Introduzione: una premessa sul futuro della democrazia

Con questo intervento ripropongo in modo ravvicinato lo schema argomentativo di un mio recente contributo dedicato alla «violenza» nei contesti sociali sensibili(1) per includervi una riflessione approfondita sul futuro della democrazia secondo quattro livelli (linguistico, temporale, spaziale ed infine etico-politico). Nelle Riflessioni sulla violenza (1908), il filosofo e politico socialista francese Georges Sorel(2) distingue tra forza e violenza, immaginando «il passaggio dal capitalismo al socialismo come una catastrofe, il cui processo sfugge alla descrizione». Entro tale cornice, mentre la forza «ha per oggetto di imporre la organizzazione di un certo ordine sociale nel quale governa una minoranza», la violenza «tende alla distruzione di questo ordine», imponendo di fatto a tutto l’assetto sociale terrore e sottomissione, annullando di fatto il significato e la ragione stessa delle «minoranze»(3).
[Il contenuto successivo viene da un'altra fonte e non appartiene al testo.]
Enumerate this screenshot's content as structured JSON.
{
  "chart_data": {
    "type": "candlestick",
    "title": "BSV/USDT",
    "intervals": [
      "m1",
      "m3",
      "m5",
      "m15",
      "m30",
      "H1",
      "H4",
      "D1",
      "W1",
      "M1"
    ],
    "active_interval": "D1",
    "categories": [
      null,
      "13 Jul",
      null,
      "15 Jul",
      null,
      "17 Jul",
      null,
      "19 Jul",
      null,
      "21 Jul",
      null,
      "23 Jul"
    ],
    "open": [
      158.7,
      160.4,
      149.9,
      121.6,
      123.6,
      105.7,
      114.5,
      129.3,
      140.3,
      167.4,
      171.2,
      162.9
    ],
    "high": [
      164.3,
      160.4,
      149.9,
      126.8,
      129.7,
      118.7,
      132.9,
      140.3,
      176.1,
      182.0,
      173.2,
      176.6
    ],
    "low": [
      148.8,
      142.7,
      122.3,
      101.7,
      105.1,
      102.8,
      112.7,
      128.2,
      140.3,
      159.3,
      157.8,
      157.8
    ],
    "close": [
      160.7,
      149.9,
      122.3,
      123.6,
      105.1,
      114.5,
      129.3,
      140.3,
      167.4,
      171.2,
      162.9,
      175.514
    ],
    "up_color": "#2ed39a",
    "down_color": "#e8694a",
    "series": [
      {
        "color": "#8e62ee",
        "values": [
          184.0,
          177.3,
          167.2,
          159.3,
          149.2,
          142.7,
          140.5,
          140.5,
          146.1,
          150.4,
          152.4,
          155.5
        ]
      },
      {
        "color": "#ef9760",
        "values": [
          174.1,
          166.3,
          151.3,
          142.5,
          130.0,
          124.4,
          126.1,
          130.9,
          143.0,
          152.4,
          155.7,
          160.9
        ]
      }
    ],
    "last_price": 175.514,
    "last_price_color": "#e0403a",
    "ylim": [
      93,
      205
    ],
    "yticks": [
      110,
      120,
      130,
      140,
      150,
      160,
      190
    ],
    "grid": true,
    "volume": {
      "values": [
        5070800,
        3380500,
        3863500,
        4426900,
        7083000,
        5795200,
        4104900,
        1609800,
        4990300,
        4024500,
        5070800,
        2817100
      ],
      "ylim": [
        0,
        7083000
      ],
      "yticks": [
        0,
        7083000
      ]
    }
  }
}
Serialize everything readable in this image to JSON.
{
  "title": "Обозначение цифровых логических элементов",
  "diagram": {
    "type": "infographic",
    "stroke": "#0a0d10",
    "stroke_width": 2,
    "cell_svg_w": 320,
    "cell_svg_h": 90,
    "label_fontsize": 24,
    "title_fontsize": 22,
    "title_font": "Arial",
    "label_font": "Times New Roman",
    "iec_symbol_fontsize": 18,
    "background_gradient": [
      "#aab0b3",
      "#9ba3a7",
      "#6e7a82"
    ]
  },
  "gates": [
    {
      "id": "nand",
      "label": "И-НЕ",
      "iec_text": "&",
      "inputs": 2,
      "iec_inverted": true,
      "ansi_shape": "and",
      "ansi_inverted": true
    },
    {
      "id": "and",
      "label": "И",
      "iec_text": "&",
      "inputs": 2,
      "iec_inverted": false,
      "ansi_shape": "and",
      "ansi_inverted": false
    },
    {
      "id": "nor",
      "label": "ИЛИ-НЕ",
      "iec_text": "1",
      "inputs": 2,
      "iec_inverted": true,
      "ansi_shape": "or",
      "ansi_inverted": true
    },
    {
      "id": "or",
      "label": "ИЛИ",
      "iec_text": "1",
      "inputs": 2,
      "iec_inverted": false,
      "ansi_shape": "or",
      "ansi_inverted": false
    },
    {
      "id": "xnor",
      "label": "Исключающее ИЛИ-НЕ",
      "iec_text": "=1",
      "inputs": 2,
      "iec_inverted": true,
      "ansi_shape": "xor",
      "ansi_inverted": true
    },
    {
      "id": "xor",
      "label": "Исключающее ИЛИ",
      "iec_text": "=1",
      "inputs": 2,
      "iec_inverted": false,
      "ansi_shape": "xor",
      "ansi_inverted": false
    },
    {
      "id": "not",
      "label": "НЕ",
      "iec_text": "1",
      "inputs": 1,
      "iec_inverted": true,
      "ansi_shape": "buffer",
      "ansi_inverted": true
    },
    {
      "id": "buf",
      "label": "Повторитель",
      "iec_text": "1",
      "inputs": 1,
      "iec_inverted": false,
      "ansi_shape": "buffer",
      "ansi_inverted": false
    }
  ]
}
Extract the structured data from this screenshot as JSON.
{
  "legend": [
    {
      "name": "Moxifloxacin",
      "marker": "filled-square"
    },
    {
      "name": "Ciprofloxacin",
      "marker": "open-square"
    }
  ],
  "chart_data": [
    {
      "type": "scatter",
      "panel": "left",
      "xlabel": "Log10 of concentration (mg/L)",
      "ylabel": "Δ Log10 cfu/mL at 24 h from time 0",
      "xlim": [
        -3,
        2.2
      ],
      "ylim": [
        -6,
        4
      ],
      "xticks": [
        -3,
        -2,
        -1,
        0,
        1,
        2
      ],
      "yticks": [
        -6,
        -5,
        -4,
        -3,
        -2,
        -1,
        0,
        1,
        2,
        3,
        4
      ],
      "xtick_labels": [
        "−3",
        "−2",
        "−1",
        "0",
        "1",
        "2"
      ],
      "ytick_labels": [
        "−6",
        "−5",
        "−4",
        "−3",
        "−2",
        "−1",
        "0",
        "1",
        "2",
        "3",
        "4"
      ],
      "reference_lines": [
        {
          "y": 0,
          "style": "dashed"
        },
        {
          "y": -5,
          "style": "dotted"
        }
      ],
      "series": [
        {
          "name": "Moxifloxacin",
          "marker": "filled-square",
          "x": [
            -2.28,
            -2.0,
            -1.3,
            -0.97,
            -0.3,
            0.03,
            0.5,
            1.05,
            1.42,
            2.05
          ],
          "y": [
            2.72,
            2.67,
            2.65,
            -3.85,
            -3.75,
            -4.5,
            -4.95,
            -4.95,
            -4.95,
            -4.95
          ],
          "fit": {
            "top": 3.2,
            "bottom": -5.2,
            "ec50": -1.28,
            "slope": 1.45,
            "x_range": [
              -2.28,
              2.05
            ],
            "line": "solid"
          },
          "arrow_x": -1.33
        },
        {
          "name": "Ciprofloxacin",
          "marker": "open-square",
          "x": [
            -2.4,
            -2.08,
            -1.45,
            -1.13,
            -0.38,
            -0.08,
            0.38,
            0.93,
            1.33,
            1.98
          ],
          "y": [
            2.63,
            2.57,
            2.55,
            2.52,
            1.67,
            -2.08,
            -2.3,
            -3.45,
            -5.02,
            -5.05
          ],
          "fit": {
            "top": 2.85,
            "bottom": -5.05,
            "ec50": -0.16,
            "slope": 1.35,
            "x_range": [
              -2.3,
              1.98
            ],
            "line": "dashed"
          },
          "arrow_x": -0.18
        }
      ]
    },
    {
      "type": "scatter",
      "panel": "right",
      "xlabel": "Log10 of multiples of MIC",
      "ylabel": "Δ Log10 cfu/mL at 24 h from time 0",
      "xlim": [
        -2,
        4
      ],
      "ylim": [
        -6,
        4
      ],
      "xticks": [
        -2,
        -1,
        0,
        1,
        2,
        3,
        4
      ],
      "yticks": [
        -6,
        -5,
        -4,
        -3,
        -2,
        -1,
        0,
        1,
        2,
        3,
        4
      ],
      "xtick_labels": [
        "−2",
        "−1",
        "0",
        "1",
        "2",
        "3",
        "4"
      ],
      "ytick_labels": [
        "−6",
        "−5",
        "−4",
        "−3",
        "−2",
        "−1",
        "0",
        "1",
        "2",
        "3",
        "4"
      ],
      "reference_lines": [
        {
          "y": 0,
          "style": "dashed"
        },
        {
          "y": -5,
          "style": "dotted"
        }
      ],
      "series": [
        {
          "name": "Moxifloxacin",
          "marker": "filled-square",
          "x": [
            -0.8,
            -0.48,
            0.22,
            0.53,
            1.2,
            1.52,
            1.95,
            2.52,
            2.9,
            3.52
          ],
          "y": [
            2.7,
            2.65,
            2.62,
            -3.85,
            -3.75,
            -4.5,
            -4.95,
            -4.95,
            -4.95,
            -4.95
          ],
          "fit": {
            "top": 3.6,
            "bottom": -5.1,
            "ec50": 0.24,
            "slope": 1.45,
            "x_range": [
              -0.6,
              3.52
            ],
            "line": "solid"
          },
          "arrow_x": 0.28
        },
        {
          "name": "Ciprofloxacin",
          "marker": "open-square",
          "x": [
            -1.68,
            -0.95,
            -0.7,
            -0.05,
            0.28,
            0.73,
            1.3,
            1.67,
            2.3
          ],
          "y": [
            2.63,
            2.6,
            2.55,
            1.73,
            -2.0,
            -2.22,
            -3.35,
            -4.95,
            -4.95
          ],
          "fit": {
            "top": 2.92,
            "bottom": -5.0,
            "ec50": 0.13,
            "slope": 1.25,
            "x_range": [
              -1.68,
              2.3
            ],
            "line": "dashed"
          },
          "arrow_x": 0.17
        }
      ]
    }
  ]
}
Se valorizziamo tale assunto, la pratica maggioritaria della violenza diventa espressione precipua del «dominio»(4) di tutti su tutti, grazie al supporto delle immagini che sfuggono alla regole della logica perché si fondano su miti che risultano essere gli strumenti migliori per agire sul presente: «bisogna fare appello – scriveva ancora Sorel – a degli insiemi di immagini capaci di evocare in blocco e per mezzo della sola intuizione, prima di ogni analisi ponderata, la massa dei sentimenti che corrispondono alle diverse manifestazioni della guerra intrapresa dal socialismo contro la società moderna»(5).

Ora, uno di questi miti, tramandati oggi dalla violenza linguistica quotidiana in tempo di pandemia da coronavirus, afferma che ci troveremmo di fronte alla fine di un’epoca (quella appunto pre-pandemica), e che l’epoca a venire sarebbe caratterizzata da forme di vita alienate e tracciate in ambienti delimitati e protetti, con una evidente messa in crisi della democrazia intesa sia come partecipazione condivisa allo spazio e al tempo pubblici, sia come libera interazione con l’ambiente naturale.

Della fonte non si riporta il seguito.